NEW YORK - AutoNation CEO Michael Jackson wonders if social networking really is an awesome new way for auto makers and dealers to reach consumers in the digital age.

“Is it a fad, or will it really change things?” he asks at a National Automobile Dealers Assn./IHS automotive conference here. “Is it interesting, but not worth the money?”

Most attendees agree social media is the real deal and worth participating in, but not everyone is sure yet how best to use it to help sell more cars in an indirect, non-evasive way.

“We struggle with that all the time,” Tom Doll, executive vice president of Subaru of America, says in response to Jackson's questions.

To Subaru, social media has become more a way for customers to connect with the auto maker, “rather than us going to customers,” he says.

Most social-media experts agree it is ill-advised to use sites such as Facebook to list dealer inventories and deliver high-pressure sales pitches. If social-network sites are akin to friends gathered around a campfire, it's not the place to pass out business cards.

The auto industry is learning what works and what doesn't on social- media sites, says Bob Carter, a group vice president at Toyota.

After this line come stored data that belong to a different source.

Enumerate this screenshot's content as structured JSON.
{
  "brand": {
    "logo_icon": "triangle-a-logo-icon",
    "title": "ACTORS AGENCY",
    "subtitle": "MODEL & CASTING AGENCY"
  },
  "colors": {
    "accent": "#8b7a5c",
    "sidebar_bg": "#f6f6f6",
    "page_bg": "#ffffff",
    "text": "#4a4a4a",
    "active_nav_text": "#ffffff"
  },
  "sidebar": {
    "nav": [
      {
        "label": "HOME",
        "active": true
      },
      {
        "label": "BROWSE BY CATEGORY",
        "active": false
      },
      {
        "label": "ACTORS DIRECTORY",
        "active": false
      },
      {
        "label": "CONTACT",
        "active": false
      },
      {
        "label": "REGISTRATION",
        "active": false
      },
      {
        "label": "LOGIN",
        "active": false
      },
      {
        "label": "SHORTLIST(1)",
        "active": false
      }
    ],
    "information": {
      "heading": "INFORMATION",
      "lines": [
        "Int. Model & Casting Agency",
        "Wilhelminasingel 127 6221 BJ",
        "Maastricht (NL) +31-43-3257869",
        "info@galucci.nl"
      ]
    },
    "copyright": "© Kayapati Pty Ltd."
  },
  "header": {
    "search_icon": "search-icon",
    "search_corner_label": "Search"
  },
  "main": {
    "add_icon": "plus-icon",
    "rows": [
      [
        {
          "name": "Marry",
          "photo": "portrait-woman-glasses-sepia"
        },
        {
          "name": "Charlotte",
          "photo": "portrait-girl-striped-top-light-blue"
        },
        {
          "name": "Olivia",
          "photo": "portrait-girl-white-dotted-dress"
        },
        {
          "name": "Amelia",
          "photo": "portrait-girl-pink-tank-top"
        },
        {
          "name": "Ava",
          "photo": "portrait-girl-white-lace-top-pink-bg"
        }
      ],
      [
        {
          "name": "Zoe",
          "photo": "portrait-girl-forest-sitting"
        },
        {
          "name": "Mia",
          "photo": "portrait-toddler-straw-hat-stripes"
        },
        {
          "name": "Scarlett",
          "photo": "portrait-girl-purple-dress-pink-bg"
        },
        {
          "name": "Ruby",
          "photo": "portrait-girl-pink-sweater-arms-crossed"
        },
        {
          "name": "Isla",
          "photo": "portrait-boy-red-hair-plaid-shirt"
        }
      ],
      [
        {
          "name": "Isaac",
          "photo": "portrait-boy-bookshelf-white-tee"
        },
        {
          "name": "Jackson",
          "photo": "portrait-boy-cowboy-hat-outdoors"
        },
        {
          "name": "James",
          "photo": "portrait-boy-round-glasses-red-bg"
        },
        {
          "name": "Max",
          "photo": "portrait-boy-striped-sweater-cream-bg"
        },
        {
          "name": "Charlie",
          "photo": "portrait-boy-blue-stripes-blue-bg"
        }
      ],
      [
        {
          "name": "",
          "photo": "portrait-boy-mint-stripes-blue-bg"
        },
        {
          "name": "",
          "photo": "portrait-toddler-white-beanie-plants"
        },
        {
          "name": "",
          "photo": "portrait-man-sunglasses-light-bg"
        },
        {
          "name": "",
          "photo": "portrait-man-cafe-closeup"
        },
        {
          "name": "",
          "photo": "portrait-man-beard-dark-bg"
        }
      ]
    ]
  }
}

“It's coming to light that social media is a difficult environment to get through a (marketing) message,” he says. “Our strategy has been to use traditional media to deliver a message and use social media to amplify it.”

Automotive use of social media “is still evolving,” Hyundai Motors America's sales chief Dave Zuchowski says, while emphasizing its importance. “It must be integrated in everything. You can't take a shotgun approach.”

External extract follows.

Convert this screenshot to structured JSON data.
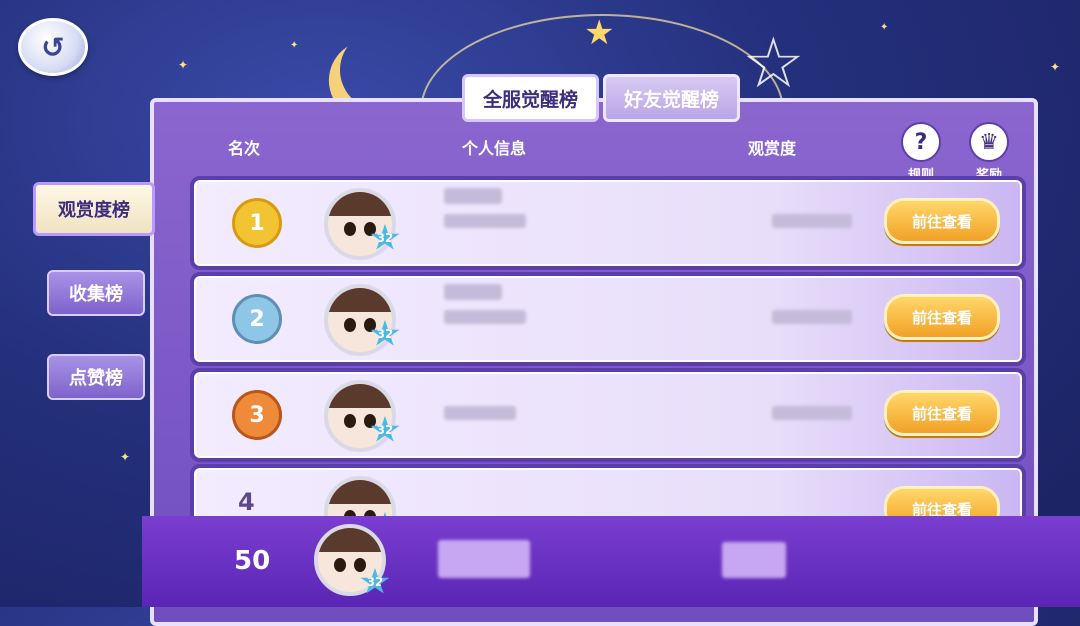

Innovative cars such as the Nissan Leaf electric vehicle can draw the interest of social networkers, helping to advance new-product buzz, says Nissan North America Senior Vice President Brian Carolin.

“The whole social-media community was talking about the Leaf,” he says. “If we want to engage with Leaf customers, you can tap into that. But the use of social media will differ across the portfolio.”

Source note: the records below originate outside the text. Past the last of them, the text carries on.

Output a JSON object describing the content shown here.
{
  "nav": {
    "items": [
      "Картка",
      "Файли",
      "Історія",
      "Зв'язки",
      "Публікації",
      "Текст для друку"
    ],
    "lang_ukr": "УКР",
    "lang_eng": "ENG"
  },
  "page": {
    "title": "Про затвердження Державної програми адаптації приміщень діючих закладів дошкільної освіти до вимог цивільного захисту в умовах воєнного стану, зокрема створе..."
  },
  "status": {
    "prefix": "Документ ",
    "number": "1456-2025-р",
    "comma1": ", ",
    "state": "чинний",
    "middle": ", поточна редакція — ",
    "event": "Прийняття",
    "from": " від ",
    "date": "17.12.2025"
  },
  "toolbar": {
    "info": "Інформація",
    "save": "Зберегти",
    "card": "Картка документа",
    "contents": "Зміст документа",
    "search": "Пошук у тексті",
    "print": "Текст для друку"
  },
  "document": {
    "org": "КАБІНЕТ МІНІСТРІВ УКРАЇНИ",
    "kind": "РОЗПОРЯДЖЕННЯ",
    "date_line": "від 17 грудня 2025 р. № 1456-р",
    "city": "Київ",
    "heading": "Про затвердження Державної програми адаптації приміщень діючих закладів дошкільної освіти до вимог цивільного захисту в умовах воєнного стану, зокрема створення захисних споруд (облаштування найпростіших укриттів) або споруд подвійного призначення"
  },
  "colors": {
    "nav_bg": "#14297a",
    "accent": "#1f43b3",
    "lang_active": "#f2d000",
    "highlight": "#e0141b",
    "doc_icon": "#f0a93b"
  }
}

Auto makers should help dealers cultivate their social-network sites and make them interesting, says Mike DeCecco, Dealer.com's director-business development.

“Dealerships are the auto makers' brands in local markets,” he says. “Someone said, ‘Why would anyone want to be a (social-media) friend with a dealer?’ Maybe they said that because dealer sites are not interesting enough. Friends are people we have something in common with.”

Accordingly, dealers should post life-style blogs, videos and the like on topics dear to their local customers, such as “skiing in the Northeast or rodeos in the West,” DeCecco says. “If you can make the car dealership interesting, you win.”

With social networking, “we've shifted from the Web built around information to the Web built around people,” says Doug Frisbie, automotive strategist for Facebook that boasts of 500 million users.

The 1990s were an era for Web browsing, the 2000s for searching and this decade for discovering through social-media “friends,” he says. “It has happened quickly.”

Millions of consumers are on Facebook talking about purchasing vehicles, Frisbie says. “Forty percent of them say friends' recommendations are the most important factor in their next auto purchase.”

Social media can accentuate what dealers “have been good at since the beginning,” says Dean Evans, Dealer.com's chief marketing director. “Dealers are people people. But things got depersonalized with ‘send-in-an-Internet-lead.’”

Modern marketing gives consumers relevant information they want and also talks to them online, he says.

The social networking is a fascinating phenomenon, says Sid DeBoer, chairman of the Lithia Motors, noting his dealership chain has 4 million people in its data base. “How do you use that to reach out, get more friends and be a better dealer?”